To make the code testable, the DIP is still employed. IODA is not against its application — where is really makes sense.The DIP should just not be used to defuse functional dependencies.
Construction of the static “object framework” happens in the main function. To piece together all parts into a whole and then kick-off the application is the sole purpose of this entry point.
When run, the application calls the processor and passes its results on to the portal for display to the user. A simple data flow.
Please note how this straightforward responsibility is surrounded by DIP noise! DIP is adding complexity! But in certain cases it might be worth it. Care should be taken, though, to minimize its use.
The processor asks the repository to load the data and passes them on to the domain module whose results then “flow out” from the processor. Another data flow.
Here are some key takeaways from all of this:
Software architecture patterns have evolved over time and are designed to separate and define the relationships between fundamental concerns.
Design-time relationships and runtime relationships are different and architecture patterns are concerned with design-time relationships.
Functional dependencies (FD) pose a major problem in terms of testability and changeability. Removing functional dependencies can conquer many of the issues faced after implementing traditional software architecture patterns.

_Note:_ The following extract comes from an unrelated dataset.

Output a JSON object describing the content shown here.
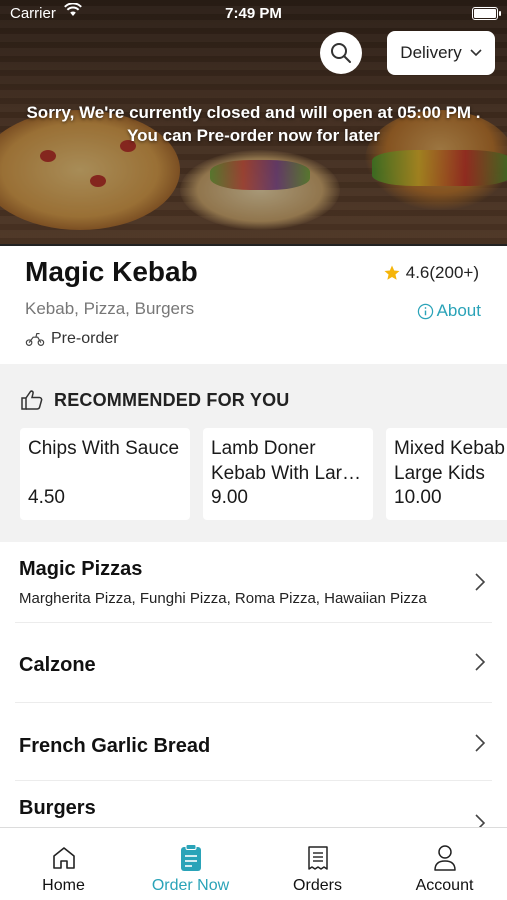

The IODA Architecture is a new take on software architecture that separates functional concerns and integrating concerns; it has a recursive structure.
The Integration Operation Segregation Principle (IOSP) is used in IODA to solve the problem of functional dependencies by separating functions into those that contain logic and those that don’t.
Give IOSP and IODA a try. You’ll be surprised how much easier software development can be on all scales.
A deeper discussion of the IOSP and its ramifications for the application of a number of principles (e.g. DIP, OCP) is unfortunately beyond this article.
However the circle for the membrane and core with the rectangles and triangles for the adapters makes it easier to draw.
A lot can be said about when and why a class should be made static vs instantiable. But that’s beyond the scope of this article. In any case, IODA welcomes both ways to use classes.
Which in turn is rooted in the original idea of object-orientation as proposed by Alan Kay in 1968.
That usually means where it’s hard to test an integration otherwise.